La guerre en Ukraine a bouleversé le marché des céréales. Difficile, en 2022, pour les cargos de traverser une mer Noire minée, impossible pour les clients d’acheter à la Russie alors que ses banques faisaient l’objet de sanctions internationales. Cela a joué en faveur des grains français sur le second semestre de 2022. Le port de La Rochelle a chargé 75 % des grains stockés, contre 60 % habituellement sur cette période. Puis la donne a changé. La Russie a mis en place des circuits bancaires alternatifs avec ses pays alliés, l’Ukraine a déversé ses céréales sur les pays d’Europe de l’Est pour qu’elles sortent de la Pologne, de la Roumanie ou de la Bulgarie.
La Russie donne le tempo
Aujourd’hui, c’est à nouveau la Russie qui donne le tempo, avec un prix fixé par le Kremlin à 235 $/t. Les blés français, quant à eux, indexés sur les marchés à terme, plafonnent à 270 $/t. Même leurs clients traditionnels comme le Maroc ou les pays d’Afrique de l’Ouest, ou encore l’Espagne victime d’une sécheresse dévastatrice et aux récoltes dérisoires cette année, leur font des infidélités pour s’approvisionner auprès des pays de la mer Noire.

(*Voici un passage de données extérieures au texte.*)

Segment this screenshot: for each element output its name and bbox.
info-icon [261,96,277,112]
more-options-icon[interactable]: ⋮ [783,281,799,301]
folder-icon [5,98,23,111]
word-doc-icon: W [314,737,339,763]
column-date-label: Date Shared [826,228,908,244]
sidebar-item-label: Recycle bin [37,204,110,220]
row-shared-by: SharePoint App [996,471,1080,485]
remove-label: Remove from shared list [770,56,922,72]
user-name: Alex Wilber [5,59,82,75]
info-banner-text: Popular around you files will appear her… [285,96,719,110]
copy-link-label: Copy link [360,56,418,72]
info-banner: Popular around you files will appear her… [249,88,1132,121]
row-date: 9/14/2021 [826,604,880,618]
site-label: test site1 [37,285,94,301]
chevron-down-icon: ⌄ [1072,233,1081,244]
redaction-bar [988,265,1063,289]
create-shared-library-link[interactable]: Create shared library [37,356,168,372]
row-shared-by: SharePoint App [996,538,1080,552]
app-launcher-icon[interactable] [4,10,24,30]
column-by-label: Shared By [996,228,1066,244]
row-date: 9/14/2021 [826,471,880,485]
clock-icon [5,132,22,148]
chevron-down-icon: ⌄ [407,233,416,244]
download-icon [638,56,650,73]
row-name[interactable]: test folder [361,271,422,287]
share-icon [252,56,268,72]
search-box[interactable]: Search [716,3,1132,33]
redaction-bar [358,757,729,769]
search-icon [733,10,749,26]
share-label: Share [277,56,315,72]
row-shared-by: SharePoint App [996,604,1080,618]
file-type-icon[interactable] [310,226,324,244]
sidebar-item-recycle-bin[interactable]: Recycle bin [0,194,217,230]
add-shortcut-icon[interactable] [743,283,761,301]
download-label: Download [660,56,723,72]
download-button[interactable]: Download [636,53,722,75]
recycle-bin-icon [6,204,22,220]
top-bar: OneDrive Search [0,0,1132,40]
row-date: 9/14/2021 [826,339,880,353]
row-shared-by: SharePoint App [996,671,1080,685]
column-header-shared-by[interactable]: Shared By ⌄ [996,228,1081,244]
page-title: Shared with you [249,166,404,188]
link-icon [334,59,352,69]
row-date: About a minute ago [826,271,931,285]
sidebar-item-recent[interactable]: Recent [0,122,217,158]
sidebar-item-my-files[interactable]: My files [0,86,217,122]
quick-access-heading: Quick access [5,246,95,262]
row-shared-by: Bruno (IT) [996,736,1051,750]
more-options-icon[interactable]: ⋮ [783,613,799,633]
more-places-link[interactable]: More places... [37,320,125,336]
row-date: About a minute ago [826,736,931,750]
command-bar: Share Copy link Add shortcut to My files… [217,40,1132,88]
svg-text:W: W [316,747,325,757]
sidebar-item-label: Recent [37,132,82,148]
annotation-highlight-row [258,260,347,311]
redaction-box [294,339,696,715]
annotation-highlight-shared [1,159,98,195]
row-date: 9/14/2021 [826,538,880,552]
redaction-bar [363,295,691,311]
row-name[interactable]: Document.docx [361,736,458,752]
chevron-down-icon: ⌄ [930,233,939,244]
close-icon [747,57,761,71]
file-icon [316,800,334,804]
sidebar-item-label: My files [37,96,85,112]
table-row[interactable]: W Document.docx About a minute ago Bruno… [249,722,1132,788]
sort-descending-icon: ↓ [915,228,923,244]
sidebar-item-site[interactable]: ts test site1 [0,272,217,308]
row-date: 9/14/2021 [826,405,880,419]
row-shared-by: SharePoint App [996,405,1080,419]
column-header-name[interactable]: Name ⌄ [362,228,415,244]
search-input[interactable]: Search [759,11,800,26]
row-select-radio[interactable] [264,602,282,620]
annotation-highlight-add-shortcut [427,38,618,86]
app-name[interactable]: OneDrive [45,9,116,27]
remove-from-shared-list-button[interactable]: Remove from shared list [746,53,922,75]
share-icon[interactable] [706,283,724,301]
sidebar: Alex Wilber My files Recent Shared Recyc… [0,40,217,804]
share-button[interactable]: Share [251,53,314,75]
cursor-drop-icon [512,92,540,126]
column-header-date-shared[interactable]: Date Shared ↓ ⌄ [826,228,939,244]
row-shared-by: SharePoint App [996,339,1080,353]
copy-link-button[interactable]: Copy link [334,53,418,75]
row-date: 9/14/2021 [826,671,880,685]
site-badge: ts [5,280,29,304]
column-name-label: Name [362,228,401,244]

« Les ventes à l’international de blé sorti de la France se résument à quasi 0 », regrette Frédéric Guillemin, directeur du pôle des blés chez Soufflet Négoce-Invivo, présent à la Bourse des produits agricoles qu’organisait le port de La Rochelle le 23 juin 2023. Les récoltes ont démarré dans le sud de la France, elles seront lancées dans le Nord dans les trois prochaines semaines « et on n’a toujours pas de demande. On ne peut pas donner nos céréales à 230 $/t. Alors, on courbe l’échine et on attend des jours meilleurs. »
Une logistique compliquée
Du fait des rendements attendus, de l’ordre de 15 % au-dessus de la moyenne quinquennale, la logistique va devenir compliquée. « D’ici au 20 juillet, les silos seront pleins, cela va entraîner des difficultés pour faire les allotements, les sélections et les assemblages que demandent les clients. » La prochaine campagne sera probablement atypique, comme le souligne Vincent Poudevigne, directeur général du Groupe Sica Atlantique : « On s’attend à des sorties en accordéon, avec des arrivées massives et des sorties massives. »
Seul réconfort, le port de La Rochelle a des commandes pour des orges, très demandées notamment par la Chine dont les exigences qualitatives à l’importation sont telles que ses fournisseurs potentiels sont rares et que la France est très bien placée. Mais même là, le futur proche risque de s’assombrir. La Chine est en train de renouer avec un autre de ses fournisseurs, l’Australie, des relations commerciales qui avaient été stoppées lors des tensions commerciales avec les États-Unis dont l’Australie est l’alliée.